The Bank of Canada has raised its key interest rate by point five per cent. This is the highest amount in more than 20 years. The bank also warned more rate hikes are coming as it increased its outlook for inflation. 

On April 13, the central bank hiked its policy interest rate by half a percentage point, bringing it to one per cent. 

Airdrie-Banff Member of Parliament (MP), Blake Richards, says increases like this one won’t come without its impacts. 

“When you've got rate increases like this, it's going to have an impact on a lot of things. Probably the biggest is our mortgage on our home. We're already seeing huge increases in housing prices.” 

Richards says many people might be looking to get into their first home, and this won’t help. 

“The more you see rate increases, the more you're going to see the mortgage rate increase, and the more difficult it gets for people to actually have that opportunity. It will have some pretty massive impacts, there's no doubt.” 
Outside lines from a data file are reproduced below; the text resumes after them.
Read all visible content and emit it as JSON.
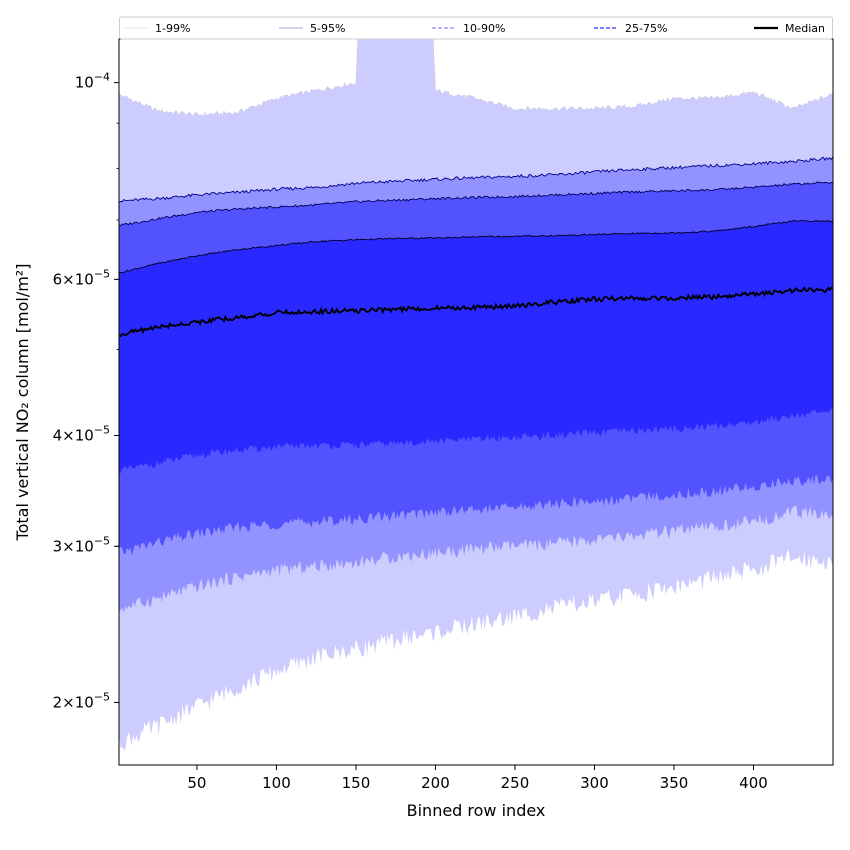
{
  "chart_data": {
    "type": "area",
    "title": "",
    "xlabel": "Binned row index",
    "ylabel": "Total vertical NO₂ column [mol/m²]",
    "xlim": [
      1,
      450
    ],
    "ylim": [
      1.7e-05,
      0.000112
    ],
    "yscale": "log",
    "x_ticks": [
      50,
      100,
      150,
      200,
      250,
      300,
      350,
      400
    ],
    "y_ticks": [
      {
        "value": 0.0001,
        "base": "10",
        "exp": "−4",
        "mant": ""
      },
      {
        "value": 6e-05,
        "mant": "6",
        "base": "10",
        "exp": "−5"
      },
      {
        "value": 4e-05,
        "mant": "4",
        "base": "10",
        "exp": "−5"
      },
      {
        "value": 3e-05,
        "mant": "3",
        "base": "10",
        "exp": "−5"
      },
      {
        "value": 2e-05,
        "mant": "2",
        "base": "10",
        "exp": "−5"
      }
    ],
    "grid": false,
    "legend_position": "top",
    "x": [
      1,
      25,
      50,
      75,
      100,
      125,
      150,
      175,
      200,
      225,
      250,
      275,
      300,
      325,
      350,
      375,
      400,
      425,
      450
    ],
    "series": [
      {
        "name": "1-99%",
        "color": "#ccccff",
        "line_color": "#c8c8d8",
        "lower": [
          1.8e-05,
          1.88e-05,
          1.98e-05,
          2.08e-05,
          2.17e-05,
          2.25e-05,
          2.3e-05,
          2.35e-05,
          2.4e-05,
          2.45e-05,
          2.5e-05,
          2.56e-05,
          2.6e-05,
          2.65e-05,
          2.7e-05,
          2.76e-05,
          2.82e-05,
          2.92e-05,
          2.88e-05
        ],
        "upper": [
          9.7e-05,
          9.3e-05,
          9.2e-05,
          9.25e-05,
          9.6e-05,
          9.8e-05,
          0.0001,
          0.00102,
          9.8e-05,
          9.6e-05,
          9.35e-05,
          9.35e-05,
          9.35e-05,
          9.4e-05,
          9.6e-05,
          9.6e-05,
          9.75e-05,
          9.35e-05,
          9.7e-05
        ]
      },
      {
        "name": "5-95%",
        "color": "#9393ff",
        "line_color": "#00008b",
        "lower": [
          2.55e-05,
          2.62e-05,
          2.7e-05,
          2.77e-05,
          2.82e-05,
          2.85e-05,
          2.88e-05,
          2.92e-05,
          2.95e-05,
          2.98e-05,
          3e-05,
          3.02e-05,
          3.05e-05,
          3.08e-05,
          3.12e-05,
          3.15e-05,
          3.2e-05,
          3.28e-05,
          3.25e-05
        ],
        "upper": [
          7.35e-05,
          7.4e-05,
          7.47e-05,
          7.52e-05,
          7.58e-05,
          7.62e-05,
          7.7e-05,
          7.74e-05,
          7.78e-05,
          7.81e-05,
          7.84e-05,
          7.87e-05,
          7.93e-05,
          7.98e-05,
          8.02e-05,
          8.06e-05,
          8.1e-05,
          8.15e-05,
          8.22e-05
        ]
      },
      {
        "name": "10-90%",
        "color": "#5252ff",
        "line_color": "#00005a",
        "lower": [
          2.95e-05,
          3.03e-05,
          3.1e-05,
          3.15e-05,
          3.18e-05,
          3.2e-05,
          3.22e-05,
          3.25e-05,
          3.28e-05,
          3.3e-05,
          3.32e-05,
          3.35e-05,
          3.37e-05,
          3.4e-05,
          3.43e-05,
          3.46e-05,
          3.5e-05,
          3.56e-05,
          3.57e-05
        ],
        "upper": [
          6.9e-05,
          7.02e-05,
          7.14e-05,
          7.2e-05,
          7.24e-05,
          7.28e-05,
          7.34e-05,
          7.37e-05,
          7.4e-05,
          7.42e-05,
          7.44e-05,
          7.47e-05,
          7.5e-05,
          7.53e-05,
          7.55e-05,
          7.57e-05,
          7.62e-05,
          7.68e-05,
          7.72e-05
        ]
      },
      {
        "name": "25-75%",
        "color": "#2828ff",
        "line_color": "#000020",
        "lower": [
          3.65e-05,
          3.72e-05,
          3.8e-05,
          3.85e-05,
          3.88e-05,
          3.9e-05,
          3.9e-05,
          3.92e-05,
          3.94e-05,
          3.96e-05,
          3.98e-05,
          4e-05,
          4.03e-05,
          4.05e-05,
          4.07e-05,
          4.1e-05,
          4.14e-05,
          4.22e-05,
          4.25e-05
        ],
        "upper": [
          6.1e-05,
          6.25e-05,
          6.38e-05,
          6.48e-05,
          6.55e-05,
          6.62e-05,
          6.65e-05,
          6.67e-05,
          6.68e-05,
          6.7e-05,
          6.71e-05,
          6.72e-05,
          6.74e-05,
          6.76e-05,
          6.77e-05,
          6.8e-05,
          6.88e-05,
          6.98e-05,
          6.98e-05
        ]
      },
      {
        "name": "Median",
        "color": "#000000",
        "line_color": "#000000",
        "values": [
          5.2e-05,
          5.3e-05,
          5.37e-05,
          5.43e-05,
          5.5e-05,
          5.52e-05,
          5.53e-05,
          5.55e-05,
          5.57e-05,
          5.58e-05,
          5.6e-05,
          5.65e-05,
          5.7e-05,
          5.71e-05,
          5.72e-05,
          5.73e-05,
          5.77e-05,
          5.83e-05,
          5.84e-05
        ]
      }
    ]
  }
}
Richards says inflation was one of the reasons for the increase. 

“The cause of the inflation is all the money the government spent. That's squarely on Justin Trudeau’s shoulders. We're seeing inflation driving up the cost of everything that we need, especially our essentials.” 

Richards says Trudeau is making life more expensive and less affordable for all Canadians and says “it's about time this government gets responsible with the way they manage their finances.” 

The last time the central bank raised its key interest rate by half a percentage point was in May 2000.